At 18 months, I’m currently in remission from cancer but I’m still fighting complications from pelvic radiation disease and have an anastomotic sinus, a presacral abscess, a fistula and chronic sepsis. My CR team have been wonderful in thinking outside the box to find a way to reverse these conditions. At one stage I had more bags attached to me than a handbag display rack! To date I’ve had V.A.C. (vacuum assisted closure) therapy, subcutaneous drains & transanal Foley drains and now Medical Hyperbaric Oxygen Therapy as the latest attempt to encourage healing of my pelvic region.

The best thing to come out of all this is the knowledge that our family carry a gene mutation on my mother’s side. I always wanted to be a member of the X-Men but I would have preferred powers like Storm or Wolverine not the ability to grow tumours at the speed of light (an average of 3.2 years).

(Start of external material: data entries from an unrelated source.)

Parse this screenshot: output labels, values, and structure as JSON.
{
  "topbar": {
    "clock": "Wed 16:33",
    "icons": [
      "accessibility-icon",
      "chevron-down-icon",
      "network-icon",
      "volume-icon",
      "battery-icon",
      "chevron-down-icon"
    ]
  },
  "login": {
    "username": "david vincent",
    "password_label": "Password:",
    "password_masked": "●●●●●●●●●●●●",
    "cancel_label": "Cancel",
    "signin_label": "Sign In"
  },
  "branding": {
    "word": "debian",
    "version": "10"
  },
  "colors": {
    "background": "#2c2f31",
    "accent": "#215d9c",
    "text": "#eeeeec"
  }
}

Other members of my family carry this mutation as well and now have the option to undergo prophylactic surgery and ongoing surveillance to both minimise their risk and hopefully to diagnose any sneaky cancers in the early stages. One of us has already been spared a uterine cancer diagnosis because of this, so perhaps our family tradition of having a shortened lifespan has been broken.

The worst thing to come out of this… Haggis.

Haggis is a loop ileostomy, an obedience school dropout and the torment of my life. What was supposed to be a 6 month fling while I had ‘mop up’ chemo has become a long term relationship. Cupid, in the form of radiation disease, has meant that Haggis is going to be my bit on the side for a little while longer.

I’m trying my best to remain positive and I’ve already proven myself to be an obstinate rule breaker in that I’m showing ‘infinitesimal signs’ of healing contrary to accepted and proven medical experience. As part of my self-prescribed therapy I started Haggis Happens, a Facebook page that pokes fun at the rather uncertain life of an Ostomy-Mate and those times when I lose out to Haggis in my continuing battle to maintain the upper hand. There are some things that you can’t share with your family, only empathetic ‘strangers’.

It is estimated that of the ~1 in 280 Australians who have a Lynch Syndrome mutation, only 5% have been diagnosed. Don’t let a shortened lifespan be your family legacy. Your diagnosis may save your life or the life of a loved one. If you have any abnormal bowel related symptoms, do yourself a favour. Regardless of your age or life-style, haul the misbehaving organ in for a check-up. Perhaps if I hadn’t been so concerned with my dignity we might have found my cancer in its early stages, I wouldn’t have needed radiation therapy, and I would not now be ‘entertaining’ my specialist team on an almost monthly basis.